The polymorphic landscape analysis of GATA1 exons uncovered the genetic variants associated with higher thrombocytopenia in dengue patients

Abstract

The current study elucidated an association between gene variants and thrombocytopenia through the investigation of the exonic polymorphic landscape of hematopoietic transcription factor-GATA1 gene in dengue patients. A total of 115 unrelated dengue patients with dengue fever (DF) (N = 91) and dengue hemorrhagic fever (DHF) (N = 24) were included in the study. All dengue patients were confirmed through detection of NS1 antigen, IgM, and IgG antibodies against the dengue virus. Polymerase chain reaction using specific primers amplified the exonic regions of GATA1 while Sanger sequencing and chromatogram analyses facilitated the identification of variants. Variants G>A (at chX: 48792009) and C>A (at chX: 4879118) had higher frequency out of 13 variants identified (3 annotated and 10 newly recognized). Patients carrying either nonsynonymous or synonymous variants had significantly lower mean values of platelets compared to those harboring the reference nucleotides (NC_000023.11). Further analyses revealed that the change in amino acid residue leads to the altered three-dimensional structure followed by interaction with neighboring residues. Increased stability of the protein due to substitution of serine by asparagine (S129N at chX: 48792009) may cause increased rigidity followed by reduced structural flexibility which may ultimately disturb the dimerization (an important prerequisite for GATA1 to perform its biological activity) process of the GATA1 protein.
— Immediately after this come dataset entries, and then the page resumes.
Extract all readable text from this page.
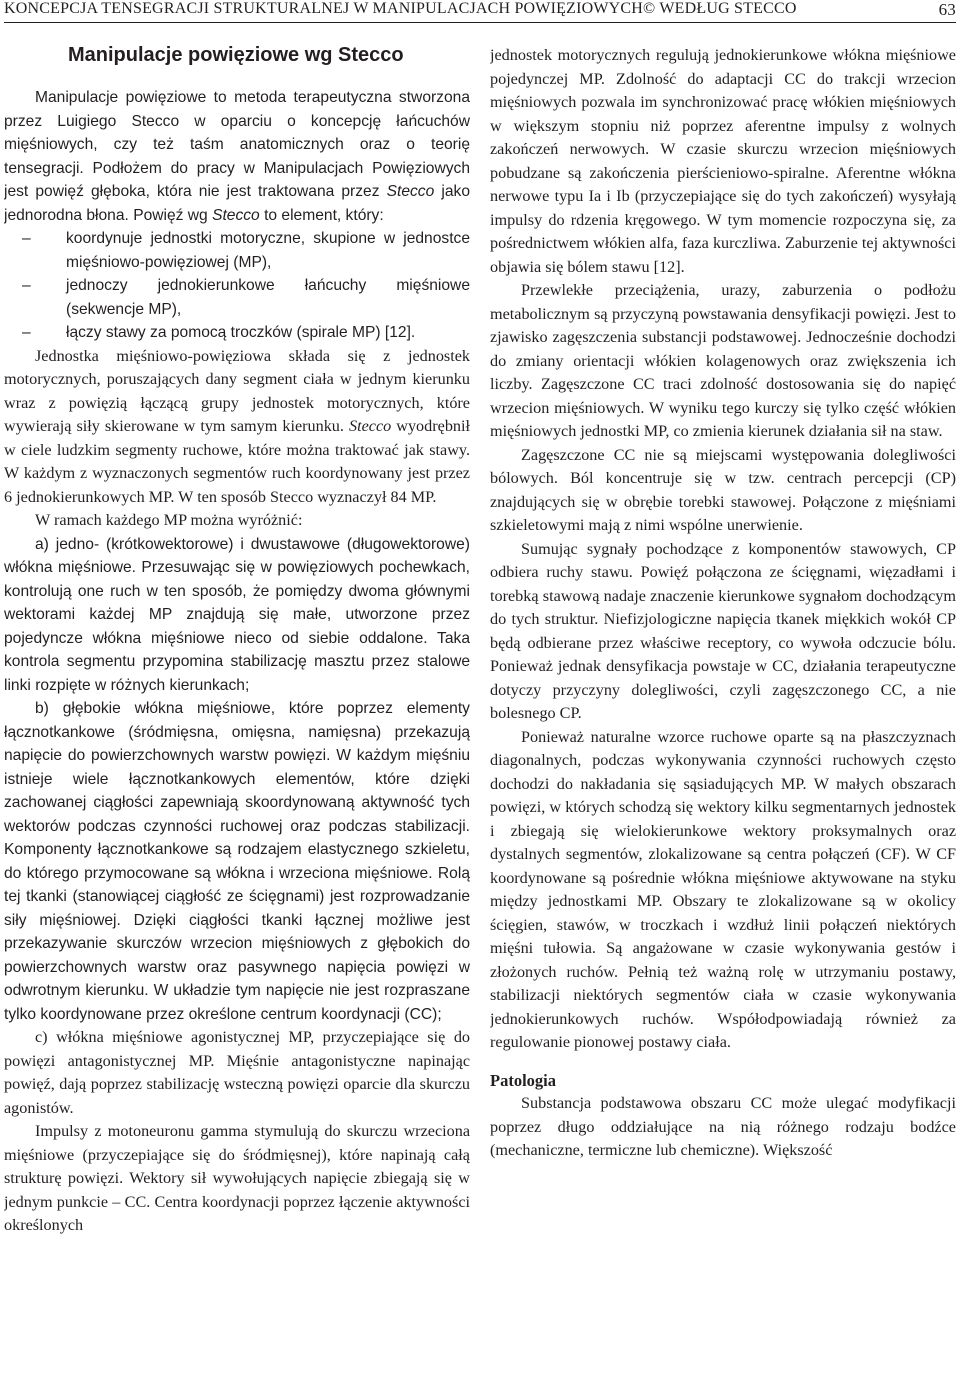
KONCEPCJA TENSEGRACJI STRUKTURALNEJ W MANIPULACJACH POWIĘZIOWYCH© WEDŁUG STECCO	63
Manipulacje powięziowe wg Stecco

Manipulacje powięziowe to metoda terapeutyczna stworzona przez Luigiego Stecco w oparciu o koncepcję łańcuchów mięśniowych, czy też taśm anatomicznych oraz o teorię tensegracji. Podłożem do pracy w Manipulacjach Powięziowych jest powięź głęboka, która nie jest traktowana przez Stecco jako jednorodna błona. Powięź wg Stecco to element, który:

– koordynuje jednostki motoryczne, skupione w jednostce mięśniowo-powięziowej (MP),

– jednoczy jednokierunkowe łańcuchy mięśniowe (sekwencje MP),

– łączy stawy za pomocą troczków (spirale MP) [12].

Jednostka mięśniowo-powięziowa składa się z jednostek motorycznych, poruszających dany segment ciała w jednym kierunku wraz z powięzią łączącą grupy jednostek motorycznych, które wywierają siły skierowane w tym samym kierunku. Stecco wyodrębnił w ciele ludzkim segmenty ruchowe, które można traktować jak stawy. W każdym z wyznaczonych segmentów ruch koordynowany jest przez 6 jednokierunkowych MP. W ten sposób Stecco wyznaczył 84 MP.

W ramach każdego MP można wyróżnić:

a) jedno- (krótkowektorowe) i dwustawowe (długowektorowe) włókna mięśniowe. Przesuwając się w powięziowych pochewkach, kontrolują one ruch w ten sposób, że pomiędzy dwoma głównymi wektorami każdej MP znajdują się małe, utworzone przez pojedyncze włókna mięśniowe nieco od siebie oddalone. Taka kontrola segmentu przypomina stabilizację masztu przez stalowe linki rozpięte w różnych kierunkach;

b) głębokie włókna mięśniowe, które poprzez elementy łącznotkankowe (śródmięsna, omięsna, namięsna) przekazują napięcie do powierzchownych warstw powięzi. W każdym mięśniu istnieje wiele łącznotkankowych elementów, które dzięki zachowanej ciągłości zapewniają skoordynowaną aktywność tych wektorów podczas czynności ruchowej oraz podczas stabilizacji. Komponenty łącznotkankowe są rodzajem elastycznego szkieletu, do którego przymocowane są włókna i wrzeciona mięśniowe. Rolą tej tkanki (stanowiącej ciągłość ze ścięgnami) jest rozprowadzanie siły mięśniowej. Dzięki ciągłości tkanki łącznej możliwe jest przekazywanie skurczów wrzecion mięśniowych z głębokich do powierzchownych warstw oraz pasywnego napięcia powięzi w odwrotnym kierunku. W układzie tym napięcie nie jest rozpraszane tylko koordynowane przez określone centrum koordynacji (CC);

c) włókna mięśniowe agonistycznej MP, przyczepiające się do powięzi antagonistycznej MP. Mięśnie antagonistyczne napinając powięź, dają poprzez stabilizację wsteczną powięzi oparcie dla skurczu agonistów.

Impulsy z motoneuronu gamma stymulują do skurczu wrzeciona mięśniowe (przyczepiające się do śródmięsnej), które napinają całą strukturę powięzi. Wektory sił wywołujących napięcie zbiegają się w jednym punkcie – CC. Centra koordynacji poprzez łączenie aktywności określonych

jednostek motorycznych regulują jednokierunkowe włókna mięśniowe pojedynczej MP. Zdolność do adaptacji CC do trakcji wrzecion mięśniowych pozwala im synchronizować pracę włókien mięśniowych w większym stopniu niż poprzez aferentne impulsy z wolnych zakończeń nerwowych. W czasie skurczu wrzecion mięśniowych pobudzane są zakończenia pierścieniowo-spiralne. Aferentne włókna nerwowe typu Ia i Ib (przyczepiające się do tych zakończeń) wysyłają impulsy do rdzenia kręgowego. W tym momencie rozpoczyna się, za pośrednictwem włókien alfa, faza kurczliwa. Zaburzenie tej aktywności objawia się bólem stawu [12].

Przewlekłe przeciążenia, urazy, zaburzenia o podłożu metabolicznym są przyczyną powstawania densyfikacji powięzi. Jest to zjawisko zagęszczenia substancji podstawowej. Jednocześnie dochodzi do zmiany orientacji włókien kolagenowych oraz zwiększenia ich liczby. Zagęszczone CC traci zdolność dostosowania się do napięć wrzecion mięśniowych. W wyniku tego kurczy się tylko część włókien mięśniowych jednostki MP, co zmienia kierunek działania sił na staw.

Zagęszczone CC nie są miejscami występowania dolegliwości bólowych. Ból koncentruje się w tzw. centrach percepcji (CP) znajdujących się w obrębie torebki stawowej. Połączone z mięśniami szkieletowymi mają z nimi wspólne unerwienie.

Sumując sygnały pochodzące z komponentów stawowych, CP odbiera ruchy stawu. Powięź połączona ze ścięgnami, więzadłami i torebką stawową nadaje znaczenie kierunkowe sygnałom dochodzącym do tych struktur. Niefizjologiczne napięcia tkanek miękkich wokół CP będą odbierane przez właściwe receptory, co wywoła odczucie bólu. Ponieważ jednak densyfikacja powstaje w CC, działania terapeutyczne dotyczy przyczyny dolegliwości, czyli zagęszczonego CC, a nie bolesnego CP.

Ponieważ naturalne wzorce ruchowe oparte są na płaszczyznach diagonalnych, podczas wykonywania czynności ruchowych często dochodzi do nakładania się sąsiadujących MP. W małych obszarach powięzi, w których schodzą się wektory kilku segmentarnych jednostek i zbiegają się wielokierunkowe wektory proksymalnych oraz dystalnych segmentów, zlokalizowane są centra połączeń (CF). W CF koordynowane są pośrednie włókna mięśniowe aktywowane na styku między jednostkami MP. Obszary te zlokalizowane są w okolicy ścięgien, stawów, w troczkach i wzdłuż linii połączeń niektórych mięśni tułowia. Są angażowane w czasie wykonywania gestów i złożonych ruchów. Pełnią też ważną rolę w utrzymaniu postawy, stabilizacji niektórych segmentów ciała w czasie wykonywania jednokierunkowych ruchów. Współodpowiadają również za regulowanie pionowej postawy ciała.

Patologia

Substancja podstawowa obszaru CC może ulegać modyfikacji poprzez długo oddziałujące na nią różnego rodzaju bodźce (mechaniczne, termiczne lub chemiczne). Większość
This, in turn, may affect the function of GATA1 followed by impaired production of mature platelets which may be reflected by the lower platelet counts in individuals with such variation. In summary, we have identified new variants within the GATA1 gene which were found to be clinically relevant to the outcome of dengue patients and thus, have the potential as candidate biomarkers for the determination of severity and prognosis of thrombocytopenia caused by dengue virus. However, further validation of this study in a large number of dengue patients is warranted. Trial Registration: number SLCTR/2019/037.
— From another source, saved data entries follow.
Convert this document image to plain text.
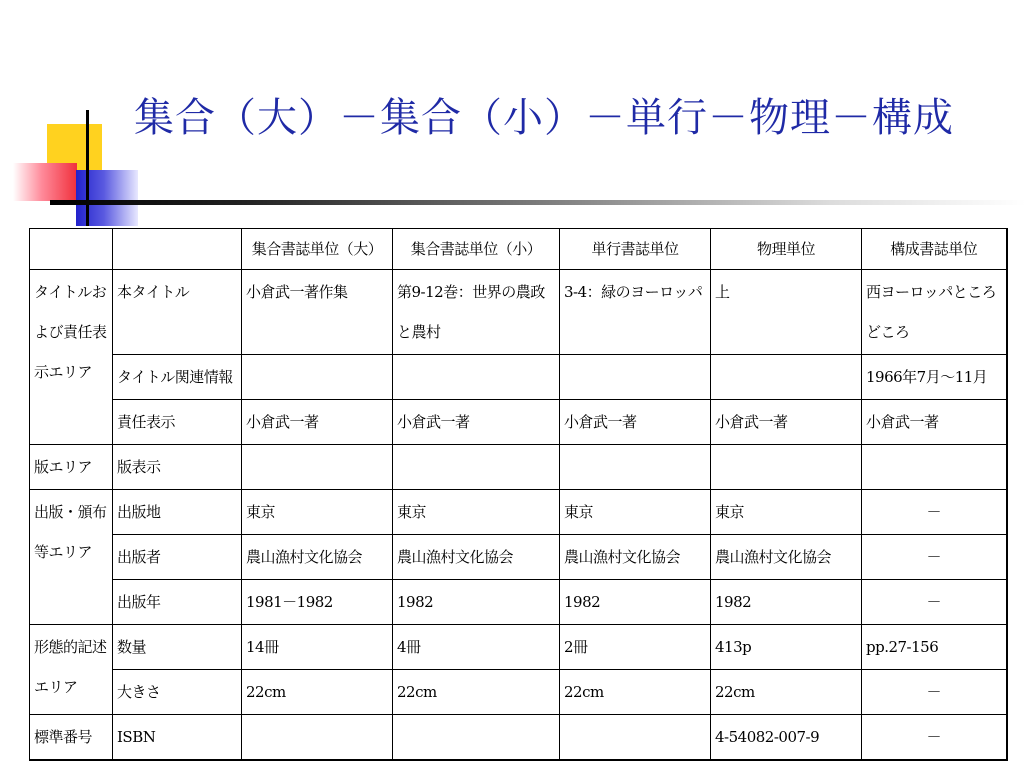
集合（大）－集合（小）－単行－物理－構成
		集合書誌単位（大）	集合書誌単位（小）	単行書誌単位	物理単位	構成書誌単位

タイトルお
よび責任表
示エリア	本タイトル	小倉武一著作集	第9-12巻：世界の農政と農村	3-4：緑のヨーロッパ	上	西ヨーロッパところどころ
	タイトル関連情報					1966年7月～11月
	責任表示	小倉武一著	小倉武一著	小倉武一著	小倉武一著	小倉武一著
版エリア	版表示					

出版・頒布
等エリア	出版地	東京	東京	東京	東京	－
	出版者	農山漁村文化協会	農山漁村文化協会	農山漁村文化協会	農山漁村文化協会	－
	出版年	1981－1982	1982	1982	1982	－

形態的記述
エリア	数量	14冊	4冊	2冊	413p	pp.27-156
	大きさ	22cm	22cm	22cm	22cm	－
標準番号	ISBN				4-54082-007-9	－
Fig 1. Graphical representation of the methodology undertaken during the study.

Fig 2. Agarose gel electrophoresis of the amplicons generated from PCR using different primer sets.

Primer set 1, 2, 3 and 4 covered the entire coding region of GATA1. For proper estimation of the size of the DNA bands, 100bp ladder DNA was used. S1 = Sample 1; S2 = Sample 2; NC = Negative Control.
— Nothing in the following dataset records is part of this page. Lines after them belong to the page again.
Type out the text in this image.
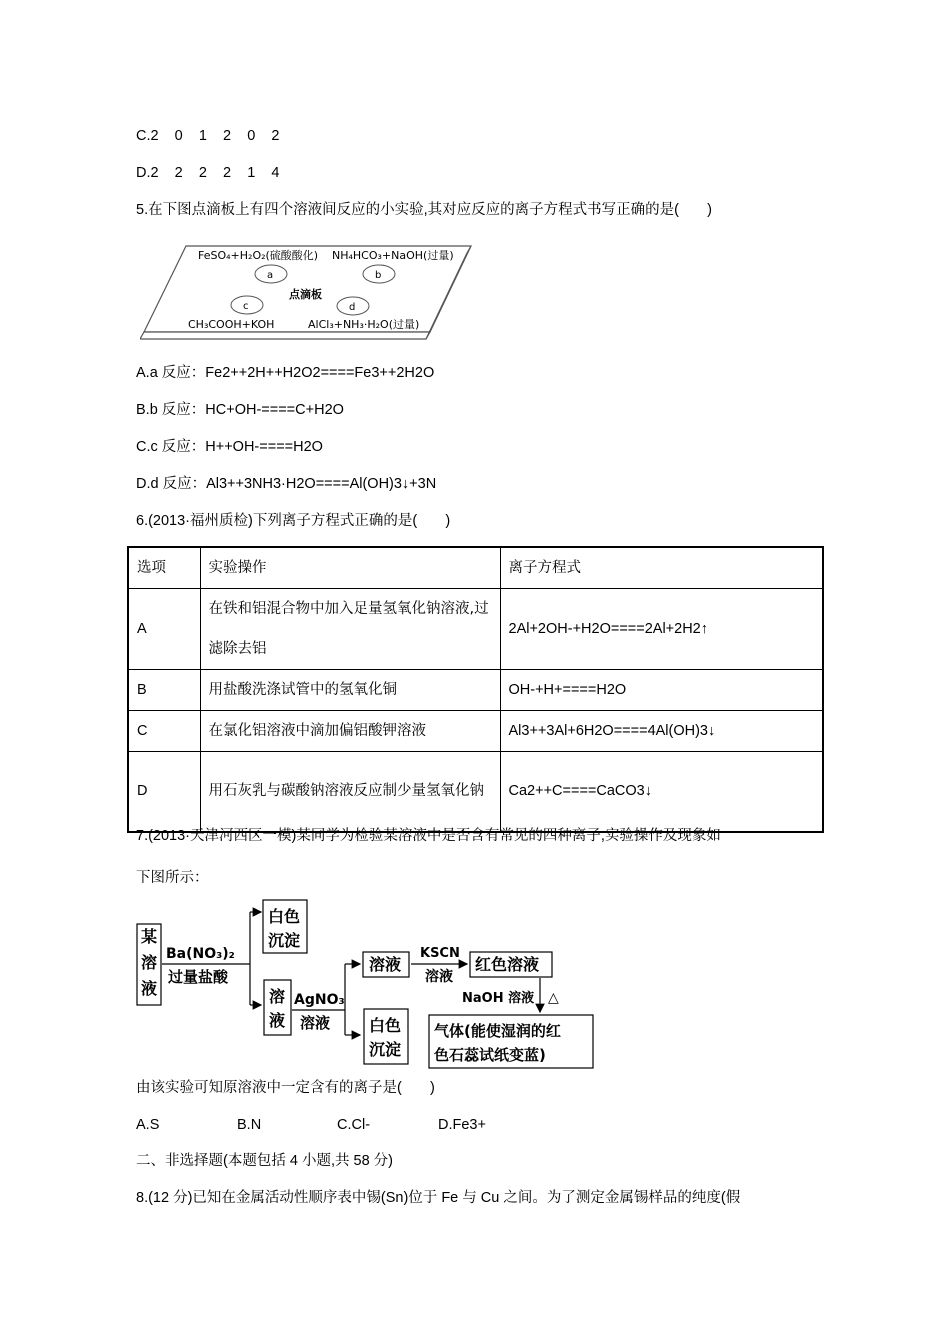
C.2    0    1    2    0    2
D.2    2    2    2    1    4
5.在下图点滴板上有四个溶液间反应的小实验,其对应反应的离子方程式书写正确的是(       )
FeSO₄+H₂O₂(硫酸酸化) NH₄HCO₃+NaOH(过量)
a	b
点滴板
c	d
CH₃COOH+KOH	AlCl₃+NH₃·H₂O(过量)
A.a 反应：Fe2++2H++H2O2====Fe3++2H2O
B.b 反应：HC+OH-====C+H2O
C.c 反应：H++OH-====H2O
D.d 反应：Al3++3NH3·H2O====Al(OH)3↓+3N
6.(2013·福州质检)下列离子方程式正确的是(       )
选项	实验操作	离子方程式
A	在铁和铝混合物中加入足量氢氧化钠溶液,过滤除去铝	2Al+2OH-+H2O====2Al+2H2↑
B	用盐酸洗涤试管中的氢氧化铜	OH-+H+====H2O
C	在氯化铝溶液中滴加偏铝酸钾溶液	Al3++3Al+6H2O====4Al(OH)3↓
D	用石灰乳与碳酸钠溶液反应制少量氢氧化钠	Ca2++C====CaCO3↓
7.(2013·天津河西区一模)某同学为检验某溶液中是否含有常见的四种离子,实验操作及现象如
下图所示：
某
溶
液
Ba(NO₃)₂
过量盐酸
白色
沉淀
溶
液
AgNO₃
溶液
溶液
KSCN
溶液
红色溶液
NaOH 溶液 △
气体(能使湿润的红
色石蕊试纸变蓝)
白色
沉淀
由该实验可知原溶液中一定含有的离子是(       )
A.S	B.N	C.Cl-	D.Fe3+
二、非选择题(本题包括 4 小题,共 58 分)
8.(12 分)已知在金属活动性顺序表中锡(Sn)位于 Fe 与 Cu 之间。为了测定金属锡样品的纯度(假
Fig 3. Comparative analyses of the platelet counts.

(A) Between different groups of dengue patients with respect to variants recognized within the exonic regions of GATA1 gene with respect to nonsynonymous mutations and wild genotype (those harboring exactly the same sequence as the reference nucleotides). (B) Platelet counts of patients with nonsynonymous and wild type variants in GATA1 gene were stratified according to DF and DHF. Data has been presented as mean±SEM and p<0.05 was considered as the level of significance. Statistical analyses revealed that neither of the groups had significant differences.

Fig 4. Structure analyses of ab initio GATA1 modelled protein.

(A) Predicted 3D structure of the protein (B) Ramachandran plot of the structure (C) Z-score plot from PROSA (D) Residual error value plot from ERRAT2.

Fig 5. Surface structure of the modelled GATA1 protein with structural domains.

N-terminal activation domain, AD (red color), N-terminal Zinc finger domain, N-ZF (orange color) and C terminal Zinc finger domain, C-ZF (purple color).

Fig 6. Evaluation of the effect of nonsynonymous mutations on the structure and interactions between side chain and neighboring residues.

Among non-synonymous mutations, P21H (A) and S26T (B) mutations were found in the AD domain of the protein while Q262H (F) was within the C-ZF domain. Other mutations including S91L (C), G99S (D), S129N (E) and H289D (G) were found in regions outside the functional domains of GATA1 protein.